Met betrekking tot het vereiste van samenwoning tussen de vrouw en [A] overweegt het hof als volgt.
De erven hebben gesteld dat uit de in het onderzoeksrapport vermelde waarnemingen volgt dat de vrouw en [A] met elkaar zijn gaan samenwonen.
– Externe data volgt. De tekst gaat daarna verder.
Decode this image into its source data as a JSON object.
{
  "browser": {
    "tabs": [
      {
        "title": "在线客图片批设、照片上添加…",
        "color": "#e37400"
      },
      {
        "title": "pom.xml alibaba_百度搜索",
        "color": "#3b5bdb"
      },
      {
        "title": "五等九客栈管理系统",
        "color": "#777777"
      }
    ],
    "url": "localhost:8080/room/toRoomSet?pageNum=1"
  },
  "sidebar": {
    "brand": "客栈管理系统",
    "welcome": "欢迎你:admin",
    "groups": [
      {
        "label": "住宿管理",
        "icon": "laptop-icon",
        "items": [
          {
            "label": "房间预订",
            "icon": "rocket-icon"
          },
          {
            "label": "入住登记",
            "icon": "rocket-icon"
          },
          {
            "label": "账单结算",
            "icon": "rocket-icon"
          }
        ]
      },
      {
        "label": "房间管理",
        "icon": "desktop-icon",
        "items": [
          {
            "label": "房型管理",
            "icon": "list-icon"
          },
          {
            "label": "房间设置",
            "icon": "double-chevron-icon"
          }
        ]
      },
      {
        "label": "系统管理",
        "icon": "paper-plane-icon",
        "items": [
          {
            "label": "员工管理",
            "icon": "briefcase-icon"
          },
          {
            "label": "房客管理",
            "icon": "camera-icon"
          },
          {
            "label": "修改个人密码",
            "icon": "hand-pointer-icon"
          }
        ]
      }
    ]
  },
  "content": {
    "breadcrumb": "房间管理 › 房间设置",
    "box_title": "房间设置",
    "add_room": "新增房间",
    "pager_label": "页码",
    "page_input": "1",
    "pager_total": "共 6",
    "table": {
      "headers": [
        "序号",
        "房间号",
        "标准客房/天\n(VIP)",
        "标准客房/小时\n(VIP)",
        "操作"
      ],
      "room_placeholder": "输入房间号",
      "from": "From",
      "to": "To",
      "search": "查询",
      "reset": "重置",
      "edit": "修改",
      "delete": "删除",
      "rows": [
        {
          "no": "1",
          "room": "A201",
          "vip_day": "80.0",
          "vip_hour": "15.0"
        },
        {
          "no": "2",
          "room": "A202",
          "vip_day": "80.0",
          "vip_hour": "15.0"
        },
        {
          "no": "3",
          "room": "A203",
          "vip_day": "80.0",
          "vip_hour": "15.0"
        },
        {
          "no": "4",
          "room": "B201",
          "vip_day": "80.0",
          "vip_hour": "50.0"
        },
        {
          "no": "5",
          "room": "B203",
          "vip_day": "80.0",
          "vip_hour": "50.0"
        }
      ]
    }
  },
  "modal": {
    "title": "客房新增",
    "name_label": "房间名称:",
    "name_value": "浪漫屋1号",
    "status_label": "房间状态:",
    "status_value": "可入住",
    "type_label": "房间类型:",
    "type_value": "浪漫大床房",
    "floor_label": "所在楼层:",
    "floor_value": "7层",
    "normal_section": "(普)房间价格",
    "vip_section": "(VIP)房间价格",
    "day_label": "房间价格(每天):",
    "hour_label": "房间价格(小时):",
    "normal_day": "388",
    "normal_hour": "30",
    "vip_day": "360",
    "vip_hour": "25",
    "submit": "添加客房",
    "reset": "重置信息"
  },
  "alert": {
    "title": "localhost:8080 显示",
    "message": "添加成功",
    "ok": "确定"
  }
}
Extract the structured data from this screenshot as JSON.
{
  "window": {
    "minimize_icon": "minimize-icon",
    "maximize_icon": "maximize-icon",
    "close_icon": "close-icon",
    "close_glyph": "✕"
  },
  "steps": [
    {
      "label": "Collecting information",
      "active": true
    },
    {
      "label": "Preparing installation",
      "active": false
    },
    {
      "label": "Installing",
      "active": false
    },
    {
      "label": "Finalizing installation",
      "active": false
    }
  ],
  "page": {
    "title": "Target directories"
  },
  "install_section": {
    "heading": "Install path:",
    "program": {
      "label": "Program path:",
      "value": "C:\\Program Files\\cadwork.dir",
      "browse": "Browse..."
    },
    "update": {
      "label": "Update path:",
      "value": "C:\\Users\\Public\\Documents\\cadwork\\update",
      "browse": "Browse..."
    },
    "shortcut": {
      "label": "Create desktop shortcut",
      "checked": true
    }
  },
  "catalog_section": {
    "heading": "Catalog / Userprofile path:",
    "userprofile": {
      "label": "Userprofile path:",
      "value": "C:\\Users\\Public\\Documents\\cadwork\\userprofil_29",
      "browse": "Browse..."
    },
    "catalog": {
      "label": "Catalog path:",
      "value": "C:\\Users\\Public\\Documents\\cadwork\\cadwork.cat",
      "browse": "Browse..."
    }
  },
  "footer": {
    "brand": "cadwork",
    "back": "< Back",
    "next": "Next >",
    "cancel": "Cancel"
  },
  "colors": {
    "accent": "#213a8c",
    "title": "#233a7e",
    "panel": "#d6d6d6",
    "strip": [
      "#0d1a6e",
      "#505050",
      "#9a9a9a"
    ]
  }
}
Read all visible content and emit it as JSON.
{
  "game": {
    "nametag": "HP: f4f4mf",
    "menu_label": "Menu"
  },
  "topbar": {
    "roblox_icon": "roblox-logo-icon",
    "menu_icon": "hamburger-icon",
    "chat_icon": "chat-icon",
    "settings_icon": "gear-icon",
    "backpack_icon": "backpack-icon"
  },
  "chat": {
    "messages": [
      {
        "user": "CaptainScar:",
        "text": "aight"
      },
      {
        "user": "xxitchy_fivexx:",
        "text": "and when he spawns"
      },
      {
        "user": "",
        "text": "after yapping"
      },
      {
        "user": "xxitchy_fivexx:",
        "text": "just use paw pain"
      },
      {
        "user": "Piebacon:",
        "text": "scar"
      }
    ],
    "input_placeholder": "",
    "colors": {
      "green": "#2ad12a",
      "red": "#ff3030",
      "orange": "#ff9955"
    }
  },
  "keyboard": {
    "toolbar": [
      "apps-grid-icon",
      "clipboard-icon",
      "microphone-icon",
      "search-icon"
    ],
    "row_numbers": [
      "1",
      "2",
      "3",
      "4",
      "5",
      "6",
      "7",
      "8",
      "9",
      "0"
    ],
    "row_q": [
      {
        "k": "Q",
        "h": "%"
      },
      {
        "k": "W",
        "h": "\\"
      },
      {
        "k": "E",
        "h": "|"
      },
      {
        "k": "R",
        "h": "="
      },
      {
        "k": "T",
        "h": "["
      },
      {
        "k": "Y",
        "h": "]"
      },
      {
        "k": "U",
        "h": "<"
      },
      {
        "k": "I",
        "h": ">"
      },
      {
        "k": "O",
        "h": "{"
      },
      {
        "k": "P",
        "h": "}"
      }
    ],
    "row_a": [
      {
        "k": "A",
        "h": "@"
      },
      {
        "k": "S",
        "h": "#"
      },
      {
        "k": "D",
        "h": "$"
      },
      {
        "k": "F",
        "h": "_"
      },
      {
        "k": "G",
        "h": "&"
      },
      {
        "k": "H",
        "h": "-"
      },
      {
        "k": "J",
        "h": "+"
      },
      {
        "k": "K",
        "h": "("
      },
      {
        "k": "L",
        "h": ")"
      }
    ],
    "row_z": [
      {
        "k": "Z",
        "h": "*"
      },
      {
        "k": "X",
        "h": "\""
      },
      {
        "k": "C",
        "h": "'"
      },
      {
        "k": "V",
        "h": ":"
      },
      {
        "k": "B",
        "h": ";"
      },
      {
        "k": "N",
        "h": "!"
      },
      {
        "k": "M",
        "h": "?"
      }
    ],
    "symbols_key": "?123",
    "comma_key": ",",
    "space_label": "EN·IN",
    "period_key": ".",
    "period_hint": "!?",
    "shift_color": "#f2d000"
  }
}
De vrouw heeft dit betwist. Zij stelt hiertegenover dat [A] vanaf 1 juni 2008 woonruimte in [plaats] heeft bewoond. In verband met schulden en afsluiting van het water heeft [A] die woning in februari 2012 moeten verlaten. Na een korte overbrugging, waarin hij tijdelijk heeft gebivakkeerd in het bedrijfspand van zijn werkgever, is [A] bij de - eveneens in [woonplaats] woonachtige - broer van de vrouw gaan wonen en is hij intussen druk doende geweest andere woonruimte te vinden. Vanaf 29 oktober 2012 heeft [A] zich ingeschreven in [woonplaats] op het adres [straatnaam]. Er is een verhuurdersverklaring van dit adres waaruit blijkt dat [A] een woning zoekt. [A] heeft zijn huidige woonruimte in [woonplaats] in augustus 2013 betrokken. Volgens de vrouw verbleef [A] met name in de weekeinde bij haar en kwam hij doordeweeks alleen regelmatig haar auto lenen en deed hij soms boodschappen voor haar.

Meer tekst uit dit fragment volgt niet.